Aber das ist schon ein anderes Thema, hier nur erwähnt, weil es bestimmt auch einer Reihe anderer „Jazzfans“ ähnlich erging. Immerhin konnte man erfahren, dass Leute, die sich in dieser Zeit für den Jazz einsetzten (nicht nur in Berlin, sondern auch beispielsweise in Leipzig, Dresden, Halle, Karl-Marx-Stadt/Chemnitz und anderswo), die selben Probleme hatten. Überall in der DDR bildeten sich in der zweiten Hälfte der fünfziger Jahre Jazzklubs, gab es mehr oder weniger legale Jazzkonzerte, gerieten Aktivisten in gesellschaftliche Schwierigkeiten beziehungsweise so oder so in die „Obhut“ der Staatssicherheitsorgane. Aber mit dem Jazz in der DDR – für die einen Ausdruck einer Oppositionshaltung, für die anderen eine gerade auch im Sozialismus zu bewahrende und zu pflegende Musikkultur, die man westlichem „Propagandamissbrauch“ entziehen wollte – ging es voran. Neue Gruppen wie das legendäre Orchester des Leipzigers Eberhard Weise, die Berliner Amateur-Dixielandband „Jazz-Optimisten Berlin“ (zuerst gegründet als „Blue Music Brothers“), das moderne „Quintett 61″ des Trompeters Klaus Lenz in Berlin, „Alfons Zschockelt’s Jazz Band“ Halle, die Dresdner Gruppen um Theo Schumann oder von Musikern der „Dresdner Tanzsinfoniker“ von Günter Hörig, das Quintett des Leipziger Trompeters Werner Pfüller oder das Manfred-Ludwig-Sextett aus Görlitz traten Ende der fünfziger oder Anfang der sechziger Jahre auf den Plan. Alle genannten Ensembles (und etliche weitere) hatten ihre Schwierigkeiten mit der „Obrigkeit“, erlangten aber doch allmählich den Status des „Geduldetseins“.

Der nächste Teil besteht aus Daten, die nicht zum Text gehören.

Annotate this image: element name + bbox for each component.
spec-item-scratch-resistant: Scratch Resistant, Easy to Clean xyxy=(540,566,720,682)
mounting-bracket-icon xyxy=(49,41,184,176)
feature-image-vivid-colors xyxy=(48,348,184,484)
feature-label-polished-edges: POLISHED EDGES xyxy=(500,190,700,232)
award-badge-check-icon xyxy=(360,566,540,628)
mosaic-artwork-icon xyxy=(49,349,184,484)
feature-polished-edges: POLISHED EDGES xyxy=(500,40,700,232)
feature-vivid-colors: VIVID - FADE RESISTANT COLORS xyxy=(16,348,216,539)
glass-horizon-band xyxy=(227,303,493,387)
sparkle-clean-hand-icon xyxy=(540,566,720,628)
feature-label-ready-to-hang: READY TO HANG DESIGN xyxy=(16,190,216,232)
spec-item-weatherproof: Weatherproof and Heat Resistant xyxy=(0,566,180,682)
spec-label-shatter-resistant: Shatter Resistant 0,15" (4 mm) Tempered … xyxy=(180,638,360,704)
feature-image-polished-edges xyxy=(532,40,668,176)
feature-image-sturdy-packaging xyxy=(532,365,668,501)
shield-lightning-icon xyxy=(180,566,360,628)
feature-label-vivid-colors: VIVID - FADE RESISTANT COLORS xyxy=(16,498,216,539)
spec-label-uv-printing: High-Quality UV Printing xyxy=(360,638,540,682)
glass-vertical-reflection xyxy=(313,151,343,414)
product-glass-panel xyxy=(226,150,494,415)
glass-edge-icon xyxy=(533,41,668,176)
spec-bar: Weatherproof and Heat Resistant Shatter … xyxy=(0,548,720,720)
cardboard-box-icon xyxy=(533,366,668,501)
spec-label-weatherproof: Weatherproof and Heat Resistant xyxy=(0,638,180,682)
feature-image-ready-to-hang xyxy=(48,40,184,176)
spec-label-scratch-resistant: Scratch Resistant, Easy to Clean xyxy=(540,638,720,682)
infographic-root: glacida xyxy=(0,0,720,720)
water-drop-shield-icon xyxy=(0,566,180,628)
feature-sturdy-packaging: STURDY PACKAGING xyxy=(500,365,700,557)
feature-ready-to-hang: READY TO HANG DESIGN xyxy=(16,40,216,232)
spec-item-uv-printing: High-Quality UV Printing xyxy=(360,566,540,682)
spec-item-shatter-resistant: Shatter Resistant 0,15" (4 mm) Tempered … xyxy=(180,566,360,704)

Erst Ende der sechziger, Anfang der siebziger Jahre kam es allmählich für die Jazzmusiker zur offiziellen Anerkennung oder sogar zum Gefördertwerden, dann nämlich, als die DDR-Verantwortlichen erkannt hatten, dass man mit ihnen internationale Anerkennung gewinnen konnte, die sich natürlich auch für den Staat DDR positiv auswirkte. Das soll nicht heißen, von nun an habe es für die Jazzmusiker eine Art Schlaraffenleben gegeben. Nervende Auseinandersetzungen mit engstirnigen Kulturpolitikern hat es immer wieder gegeben, und geliebt hat man den Jazz offiziell nie. Inzwischen waren aber neue „subversive“ Musikformen aufgekommen wie die Beatmusik und der Rock-Pop überhaupt, denen nun vordringlich die Abwehrhaltung der Funktionäre galt. Allerdings war alles „Verhindern-Wollen“ letztlich erfolglos. Wie bei der Beat- und Rockmusik, wie beim Blues, wie bei der „Singebewegung“ haben die offiziellen Institutionen der DDR auch beim Jazz nach langem sinnlosen Kampf dagegen schließlich in der Form kapituliert, dass sie zu einer vereinnahmenden Umarmung Zuflucht nahmen, der man sich nur mit Mühe entziehen konnte: Es gab Preisverleihungen (bis zum Nationalpreis) an Jazzmusiker, gutdotierte Förderverträge, in steigendem Maße Genehmigungen für Reisen in den Westen und sogar bei der Generaldirektion des Komitees für Unterhaltungskunst eine verbandsartige „Sektion Jazz“. Aber das Herz der so lange gemaßregelten Musiker konnte man so nicht gewinnen. Als die DDR zusammenzubrechen begann, waren auch die Mitglieder der Sektion Jazz unter den ersten, die sich gegen die „Honeckerei“ aussprachen.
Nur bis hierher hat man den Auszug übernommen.